Dreamliner diverted to Azores after trans-Atlantic engine problem

A Thomson Airways Boeing 787 made an emergency landing in the Azores last week after the pilot was forced to shut down an engine because of a technical issue. This photo shows a Boeing 787 during a test flight in 2013 following battery fires that grounded the fleet for three months.

A Boeing 787 Dreamliner carrying 288 passengers had to divert to the Azores after one of its engines experienced a problem on a trans-Atlantic flight last week, according to an airline spokeswoman.

The Thomson Airways flight was en route from the Dominican Republic to Manchester, England, when the captain was forced to shut down one of the engines because of a technical problem, airline spokeswoman Sophie Deans said.

The problem occurred about three hours after takeoff and the plane flew at low altitudes for the next four hours, according to the Manchester Evening News.

Passengers were told to expect a bumpy landing because the pilot had to use double thrust on one engine.
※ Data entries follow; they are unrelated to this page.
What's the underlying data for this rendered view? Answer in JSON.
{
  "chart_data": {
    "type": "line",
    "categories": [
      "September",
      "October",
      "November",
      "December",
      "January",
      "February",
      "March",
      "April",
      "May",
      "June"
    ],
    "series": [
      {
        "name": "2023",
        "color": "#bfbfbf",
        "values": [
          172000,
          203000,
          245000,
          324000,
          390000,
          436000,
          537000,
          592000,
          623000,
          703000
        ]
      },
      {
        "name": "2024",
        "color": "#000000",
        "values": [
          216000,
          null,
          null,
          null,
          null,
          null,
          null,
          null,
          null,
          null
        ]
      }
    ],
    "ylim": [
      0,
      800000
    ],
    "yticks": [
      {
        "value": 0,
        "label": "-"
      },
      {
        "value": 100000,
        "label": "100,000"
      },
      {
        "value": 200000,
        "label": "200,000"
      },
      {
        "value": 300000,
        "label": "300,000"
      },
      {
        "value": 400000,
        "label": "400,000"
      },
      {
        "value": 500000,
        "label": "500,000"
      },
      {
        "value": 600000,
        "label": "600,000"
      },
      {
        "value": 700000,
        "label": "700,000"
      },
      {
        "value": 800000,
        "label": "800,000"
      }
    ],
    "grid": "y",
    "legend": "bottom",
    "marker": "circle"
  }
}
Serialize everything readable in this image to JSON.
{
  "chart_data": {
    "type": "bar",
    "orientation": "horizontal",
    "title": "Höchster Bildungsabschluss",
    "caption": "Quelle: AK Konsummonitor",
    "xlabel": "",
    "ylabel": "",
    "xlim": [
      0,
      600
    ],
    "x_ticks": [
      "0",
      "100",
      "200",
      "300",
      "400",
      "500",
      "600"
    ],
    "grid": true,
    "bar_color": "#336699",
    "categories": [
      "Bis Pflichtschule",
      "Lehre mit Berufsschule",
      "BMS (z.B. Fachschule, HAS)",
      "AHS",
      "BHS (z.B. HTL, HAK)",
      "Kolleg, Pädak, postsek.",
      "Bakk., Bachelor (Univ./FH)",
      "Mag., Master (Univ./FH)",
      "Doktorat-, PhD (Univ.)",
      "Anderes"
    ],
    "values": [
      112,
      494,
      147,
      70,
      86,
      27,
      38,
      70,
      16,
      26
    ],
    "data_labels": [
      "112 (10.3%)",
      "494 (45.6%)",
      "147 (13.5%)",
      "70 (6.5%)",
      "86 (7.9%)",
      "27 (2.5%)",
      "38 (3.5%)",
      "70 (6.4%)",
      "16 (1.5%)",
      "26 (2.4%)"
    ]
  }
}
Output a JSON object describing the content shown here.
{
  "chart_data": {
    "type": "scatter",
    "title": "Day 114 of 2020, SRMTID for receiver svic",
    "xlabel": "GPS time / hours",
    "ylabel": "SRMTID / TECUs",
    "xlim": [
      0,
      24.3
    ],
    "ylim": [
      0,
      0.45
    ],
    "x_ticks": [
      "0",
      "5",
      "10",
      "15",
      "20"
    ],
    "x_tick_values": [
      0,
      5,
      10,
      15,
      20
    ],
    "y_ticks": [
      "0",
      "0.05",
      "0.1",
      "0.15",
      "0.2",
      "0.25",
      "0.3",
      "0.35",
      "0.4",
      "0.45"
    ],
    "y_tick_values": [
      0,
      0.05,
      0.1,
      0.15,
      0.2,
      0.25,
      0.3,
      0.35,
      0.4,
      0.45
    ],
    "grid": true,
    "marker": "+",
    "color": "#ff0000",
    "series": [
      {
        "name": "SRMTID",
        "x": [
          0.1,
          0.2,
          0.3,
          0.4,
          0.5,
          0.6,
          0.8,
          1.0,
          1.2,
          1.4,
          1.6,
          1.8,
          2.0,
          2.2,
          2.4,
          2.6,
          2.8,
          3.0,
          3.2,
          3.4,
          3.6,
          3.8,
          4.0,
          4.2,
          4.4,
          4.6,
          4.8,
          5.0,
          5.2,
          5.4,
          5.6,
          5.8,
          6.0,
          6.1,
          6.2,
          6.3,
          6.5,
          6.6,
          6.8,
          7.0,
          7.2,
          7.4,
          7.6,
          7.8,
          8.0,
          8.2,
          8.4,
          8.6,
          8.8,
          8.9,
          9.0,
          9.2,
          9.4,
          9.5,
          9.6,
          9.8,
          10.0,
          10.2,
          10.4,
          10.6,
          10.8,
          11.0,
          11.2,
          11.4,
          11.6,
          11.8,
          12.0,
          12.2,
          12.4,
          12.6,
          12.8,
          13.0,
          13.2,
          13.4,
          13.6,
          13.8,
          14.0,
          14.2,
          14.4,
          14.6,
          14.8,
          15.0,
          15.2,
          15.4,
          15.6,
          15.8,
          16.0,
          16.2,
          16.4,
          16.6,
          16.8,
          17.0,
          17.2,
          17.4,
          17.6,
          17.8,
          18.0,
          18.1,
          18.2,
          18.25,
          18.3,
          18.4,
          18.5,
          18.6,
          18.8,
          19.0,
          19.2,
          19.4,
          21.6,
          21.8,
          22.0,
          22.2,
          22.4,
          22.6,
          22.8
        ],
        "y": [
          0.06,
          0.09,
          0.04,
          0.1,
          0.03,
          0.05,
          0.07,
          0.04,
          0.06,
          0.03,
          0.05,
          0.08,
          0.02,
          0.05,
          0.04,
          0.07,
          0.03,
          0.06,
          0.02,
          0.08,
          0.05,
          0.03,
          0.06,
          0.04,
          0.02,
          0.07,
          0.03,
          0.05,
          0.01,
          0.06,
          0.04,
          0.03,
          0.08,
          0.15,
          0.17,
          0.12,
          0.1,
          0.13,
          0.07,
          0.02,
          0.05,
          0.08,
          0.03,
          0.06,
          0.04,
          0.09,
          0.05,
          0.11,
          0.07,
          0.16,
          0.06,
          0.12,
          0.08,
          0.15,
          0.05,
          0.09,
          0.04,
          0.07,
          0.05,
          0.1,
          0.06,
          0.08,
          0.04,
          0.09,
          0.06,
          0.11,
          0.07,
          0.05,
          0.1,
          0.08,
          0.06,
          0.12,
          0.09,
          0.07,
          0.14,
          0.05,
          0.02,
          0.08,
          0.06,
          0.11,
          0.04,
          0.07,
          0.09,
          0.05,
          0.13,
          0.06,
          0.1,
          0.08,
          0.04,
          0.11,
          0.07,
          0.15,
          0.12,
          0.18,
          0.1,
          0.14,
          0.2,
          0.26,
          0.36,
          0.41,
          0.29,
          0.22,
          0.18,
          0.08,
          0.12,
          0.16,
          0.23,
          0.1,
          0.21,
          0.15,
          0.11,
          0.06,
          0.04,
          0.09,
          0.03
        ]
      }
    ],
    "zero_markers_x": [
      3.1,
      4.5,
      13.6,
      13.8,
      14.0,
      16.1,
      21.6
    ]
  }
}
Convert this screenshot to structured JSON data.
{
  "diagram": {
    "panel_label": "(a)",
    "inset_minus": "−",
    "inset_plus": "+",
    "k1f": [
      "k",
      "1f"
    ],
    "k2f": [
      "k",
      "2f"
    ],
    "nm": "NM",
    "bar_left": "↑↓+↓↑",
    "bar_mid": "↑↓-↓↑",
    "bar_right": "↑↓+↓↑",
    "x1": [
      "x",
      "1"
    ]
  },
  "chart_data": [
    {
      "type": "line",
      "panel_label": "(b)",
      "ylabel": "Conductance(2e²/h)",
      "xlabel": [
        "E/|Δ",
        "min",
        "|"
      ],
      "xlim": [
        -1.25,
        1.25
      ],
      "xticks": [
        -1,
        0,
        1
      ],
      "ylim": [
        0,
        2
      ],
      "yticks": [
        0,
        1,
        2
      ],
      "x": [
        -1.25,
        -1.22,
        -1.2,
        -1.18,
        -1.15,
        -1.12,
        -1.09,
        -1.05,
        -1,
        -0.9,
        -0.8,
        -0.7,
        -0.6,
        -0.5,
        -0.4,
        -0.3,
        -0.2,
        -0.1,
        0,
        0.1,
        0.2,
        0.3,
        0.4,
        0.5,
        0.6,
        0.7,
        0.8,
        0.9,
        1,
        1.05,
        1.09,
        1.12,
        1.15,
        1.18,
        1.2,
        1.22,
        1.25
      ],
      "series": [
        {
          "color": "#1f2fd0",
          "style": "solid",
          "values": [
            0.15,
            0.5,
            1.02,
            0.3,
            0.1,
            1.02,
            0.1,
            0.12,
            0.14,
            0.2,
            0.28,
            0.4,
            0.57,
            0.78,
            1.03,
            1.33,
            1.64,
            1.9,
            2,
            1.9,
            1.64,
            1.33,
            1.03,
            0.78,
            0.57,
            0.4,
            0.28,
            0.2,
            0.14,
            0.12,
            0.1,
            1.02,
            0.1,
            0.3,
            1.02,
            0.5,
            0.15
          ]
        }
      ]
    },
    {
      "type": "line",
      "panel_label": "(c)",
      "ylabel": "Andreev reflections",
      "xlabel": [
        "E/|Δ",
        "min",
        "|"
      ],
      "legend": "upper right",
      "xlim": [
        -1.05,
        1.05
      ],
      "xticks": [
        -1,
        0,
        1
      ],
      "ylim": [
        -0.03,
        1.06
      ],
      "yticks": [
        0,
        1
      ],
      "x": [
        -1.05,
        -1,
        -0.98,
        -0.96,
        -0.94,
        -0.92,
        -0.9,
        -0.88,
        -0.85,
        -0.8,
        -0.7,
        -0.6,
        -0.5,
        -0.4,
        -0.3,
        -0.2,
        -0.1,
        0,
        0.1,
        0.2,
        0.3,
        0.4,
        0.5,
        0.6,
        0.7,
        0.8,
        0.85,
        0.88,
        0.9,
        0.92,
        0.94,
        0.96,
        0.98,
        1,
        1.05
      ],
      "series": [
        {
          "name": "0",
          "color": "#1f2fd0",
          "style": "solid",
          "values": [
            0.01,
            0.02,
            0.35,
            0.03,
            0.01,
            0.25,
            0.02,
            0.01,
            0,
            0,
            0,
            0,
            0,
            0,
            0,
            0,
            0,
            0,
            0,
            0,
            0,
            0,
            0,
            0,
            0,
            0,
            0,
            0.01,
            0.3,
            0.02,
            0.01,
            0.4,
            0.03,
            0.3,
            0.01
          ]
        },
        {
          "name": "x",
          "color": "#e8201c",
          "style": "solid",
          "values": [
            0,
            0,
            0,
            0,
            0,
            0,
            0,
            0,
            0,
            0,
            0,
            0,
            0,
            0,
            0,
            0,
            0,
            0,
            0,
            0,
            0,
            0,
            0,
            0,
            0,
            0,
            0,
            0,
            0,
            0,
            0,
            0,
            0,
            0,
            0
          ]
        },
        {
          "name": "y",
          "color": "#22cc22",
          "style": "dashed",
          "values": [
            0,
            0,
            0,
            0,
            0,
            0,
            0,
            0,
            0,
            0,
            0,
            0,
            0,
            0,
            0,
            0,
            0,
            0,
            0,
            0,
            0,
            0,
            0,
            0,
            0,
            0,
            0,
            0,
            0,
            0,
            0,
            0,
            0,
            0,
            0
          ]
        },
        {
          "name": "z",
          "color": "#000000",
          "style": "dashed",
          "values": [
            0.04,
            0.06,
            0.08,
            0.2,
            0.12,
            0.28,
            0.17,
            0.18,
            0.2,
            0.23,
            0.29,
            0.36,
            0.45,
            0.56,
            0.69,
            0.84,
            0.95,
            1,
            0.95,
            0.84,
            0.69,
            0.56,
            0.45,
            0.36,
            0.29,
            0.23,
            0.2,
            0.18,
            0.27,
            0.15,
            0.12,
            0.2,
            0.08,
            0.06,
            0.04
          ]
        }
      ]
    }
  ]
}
The plane landed safely at a military base.

After being kept on the plane and delayed several hours, passengers were transported to England on a Boeing 767.

The engine has been repaired, and the Dreamliner was en route to the Mexican resort of Cancun on Monday, the newspaper reported.

The 787 has been beset with problems since it was first launched. In 2013, fires involving lithium-ion batteries on two of the planes forced the fleet to be grounded worldwide for three months. Other problems, including a cracked windshield, a manufacturer's wing cracks and technical issues, have popped up as well.

Boeing declined to comment on the Thomson Airways incident and referred questions to the airline.

"The safety of our customers and crew is of paramount importance, and we would like to apologize for the delay experienced," Deans said.

Boeing makes parts for and assembles the 787 in North Charleston. The plane is also assembled in Everett, Wash., the hub of the Chicago-based company's airplane-making operations.